Bryson, a registered nurse, took her child to a naturopath because she couldn’t get the input she needed from her family doctor, even though she was not entirely comfortable with the naturopath’s diagnostic techniques. For example, he diagnosed food allergies (as he called them) by holding a little vial of food against Camilla’s chest while Bryson touched her shoulder, then the naturopath pushed down on Bryson’s arm. If her arm became weak, that indicated “allergy” to the food in the vial. Even though it seemed like voodoo to Bryson, it did implicate certain foods, such as oats, that she had already concluded were causing problems for Camilla. “I still don’t know what to make of some of it,” she says.
Here’s another concern: Hyperfocusing on food as the sole source of a child’s behaviour problems could make parents blind to other issues, such as mental health or development problems, learning disabilities or even a parent-child relationship problem. Plus, Joneja adds, “I don’t think we want to give children the message that food is a bad guy either.”
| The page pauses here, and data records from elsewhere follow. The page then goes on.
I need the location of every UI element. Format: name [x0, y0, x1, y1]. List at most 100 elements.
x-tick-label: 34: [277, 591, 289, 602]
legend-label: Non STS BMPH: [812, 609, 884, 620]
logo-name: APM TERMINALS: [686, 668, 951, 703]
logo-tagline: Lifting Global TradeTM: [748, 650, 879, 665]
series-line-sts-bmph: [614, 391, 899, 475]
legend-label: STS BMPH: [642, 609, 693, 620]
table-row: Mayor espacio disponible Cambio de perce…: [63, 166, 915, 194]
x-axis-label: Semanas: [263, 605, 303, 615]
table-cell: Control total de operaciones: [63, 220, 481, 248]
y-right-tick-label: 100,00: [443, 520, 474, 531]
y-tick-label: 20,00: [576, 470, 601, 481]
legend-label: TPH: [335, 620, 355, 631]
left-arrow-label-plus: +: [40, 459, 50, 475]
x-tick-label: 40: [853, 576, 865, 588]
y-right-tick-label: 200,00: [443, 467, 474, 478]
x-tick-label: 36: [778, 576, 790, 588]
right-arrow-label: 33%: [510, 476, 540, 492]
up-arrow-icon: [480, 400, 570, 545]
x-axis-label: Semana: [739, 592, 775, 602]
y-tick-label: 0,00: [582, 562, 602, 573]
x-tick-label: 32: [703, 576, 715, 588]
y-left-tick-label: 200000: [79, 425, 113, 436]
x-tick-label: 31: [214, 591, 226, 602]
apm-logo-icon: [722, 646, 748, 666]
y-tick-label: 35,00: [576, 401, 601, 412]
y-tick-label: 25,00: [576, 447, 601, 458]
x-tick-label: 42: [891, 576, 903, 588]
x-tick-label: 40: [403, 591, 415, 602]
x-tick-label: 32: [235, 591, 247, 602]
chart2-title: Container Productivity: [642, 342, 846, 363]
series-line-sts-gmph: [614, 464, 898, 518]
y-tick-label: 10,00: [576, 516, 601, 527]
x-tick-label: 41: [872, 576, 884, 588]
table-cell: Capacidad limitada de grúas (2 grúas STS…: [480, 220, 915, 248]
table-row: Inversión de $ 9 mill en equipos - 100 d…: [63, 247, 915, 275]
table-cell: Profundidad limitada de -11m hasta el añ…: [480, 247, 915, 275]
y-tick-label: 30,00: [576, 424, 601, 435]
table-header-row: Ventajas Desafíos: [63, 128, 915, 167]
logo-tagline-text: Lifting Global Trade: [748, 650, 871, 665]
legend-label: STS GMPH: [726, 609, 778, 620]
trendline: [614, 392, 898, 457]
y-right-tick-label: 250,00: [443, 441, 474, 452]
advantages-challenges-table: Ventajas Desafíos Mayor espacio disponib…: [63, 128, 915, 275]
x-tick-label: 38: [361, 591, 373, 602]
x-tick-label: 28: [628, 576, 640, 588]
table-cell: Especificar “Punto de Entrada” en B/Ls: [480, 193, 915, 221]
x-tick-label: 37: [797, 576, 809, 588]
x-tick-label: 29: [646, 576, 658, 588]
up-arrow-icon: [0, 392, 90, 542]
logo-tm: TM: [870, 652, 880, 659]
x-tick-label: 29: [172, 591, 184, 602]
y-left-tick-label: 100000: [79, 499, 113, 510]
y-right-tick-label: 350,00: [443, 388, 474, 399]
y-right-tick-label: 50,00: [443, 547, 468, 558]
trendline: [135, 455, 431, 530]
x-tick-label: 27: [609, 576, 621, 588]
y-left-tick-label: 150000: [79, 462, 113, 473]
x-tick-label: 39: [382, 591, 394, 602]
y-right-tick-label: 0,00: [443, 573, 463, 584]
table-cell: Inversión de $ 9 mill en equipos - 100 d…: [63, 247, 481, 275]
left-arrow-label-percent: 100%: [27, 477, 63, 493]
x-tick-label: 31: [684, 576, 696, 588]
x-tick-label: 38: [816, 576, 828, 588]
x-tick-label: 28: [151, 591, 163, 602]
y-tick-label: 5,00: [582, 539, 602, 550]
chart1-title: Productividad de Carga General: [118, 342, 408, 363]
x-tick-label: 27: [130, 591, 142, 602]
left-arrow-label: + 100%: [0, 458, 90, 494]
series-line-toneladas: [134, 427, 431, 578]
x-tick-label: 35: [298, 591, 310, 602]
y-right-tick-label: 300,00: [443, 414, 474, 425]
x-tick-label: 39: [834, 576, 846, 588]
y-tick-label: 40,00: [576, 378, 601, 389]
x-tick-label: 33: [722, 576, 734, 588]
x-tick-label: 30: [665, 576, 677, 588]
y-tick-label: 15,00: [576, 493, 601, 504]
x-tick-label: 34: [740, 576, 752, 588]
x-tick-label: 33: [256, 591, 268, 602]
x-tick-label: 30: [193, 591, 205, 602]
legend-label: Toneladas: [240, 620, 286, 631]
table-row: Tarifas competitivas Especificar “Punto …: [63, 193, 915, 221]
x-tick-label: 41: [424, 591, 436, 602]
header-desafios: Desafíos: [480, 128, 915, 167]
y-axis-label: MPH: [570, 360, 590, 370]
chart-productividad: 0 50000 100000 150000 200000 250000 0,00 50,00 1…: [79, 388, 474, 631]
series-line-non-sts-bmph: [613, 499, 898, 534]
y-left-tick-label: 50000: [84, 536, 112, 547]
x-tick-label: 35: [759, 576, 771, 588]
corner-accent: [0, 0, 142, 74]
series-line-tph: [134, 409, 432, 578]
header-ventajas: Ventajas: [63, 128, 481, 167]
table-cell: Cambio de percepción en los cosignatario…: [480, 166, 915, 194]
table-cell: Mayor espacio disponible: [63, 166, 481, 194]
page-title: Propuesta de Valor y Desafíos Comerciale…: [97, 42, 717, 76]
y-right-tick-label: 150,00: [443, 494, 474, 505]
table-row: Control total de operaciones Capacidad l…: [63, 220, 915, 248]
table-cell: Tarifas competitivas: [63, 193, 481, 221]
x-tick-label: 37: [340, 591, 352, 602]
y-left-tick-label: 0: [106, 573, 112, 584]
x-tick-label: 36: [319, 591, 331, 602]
Still, when a child’s behaviour is making life miserable for him and the family, and when standard behaviour fixes don’t seem to work, diet is a legitimate line of inquiry. Says Joneja: “I believe that a limited-time trial on a diet that is free from additives, diagnosed allergens and, in some cases, common allergens, is a reasonable thing to do before opting for medication.” But, she adds, it’s essential that parents seek professional advice to ensure that the child’s diet is nutritionally adequate and that he is properly assessed for other problems. And keep your expectations modest. “If the diet changes help, medication may not be necessary,” says Joneja. “If they don’t work, nothing is lost. But I think families need options.”
Meanwhile, Jane Morton will be keeping Patrick well away from jelly beans.
Resources
Dealing with Food Allergies: A Practical Guide to Detecting Culprit Foods and Eating a Healthy, Enjoyable Diet by Janice Vickerstaff Joneja, Bull Publishing 2003.
Is Your Child’s Brain Starving? by Michael R. Lyon, Mind Publishing 2002.
Allergy or Intolerance?
People often use the following terms in different ways or interchangeably. To help clear up the confusion:
Food allergy: An immune system response triggered by a food.
Food intolerance: A reaction to a food caused not by the immune system but by the way the body metabolizes (processes) the food.
Food sensitivity: A vague term with no clearly defined clinical meaning; sometimes used generically when people are unsure what is causing the reaction to a food.
Elimination Diets
The only sure way to diagnose a food allergy or intolerance is via an elimination diet. The idea is to remove a number of suspect foods from a diet for four to six weeks. If the symptoms don’t disappear, then they are most likely not caused by food. If they do disappear, foods are reintroduced one at a time to see which specific foods are causing the problem. Although there is much disagreement about food allergies and reactions among various types of practitioners, virtually all agree that an elimination diet is the only sure way to confirm food allergies, intolerances and sensitivities.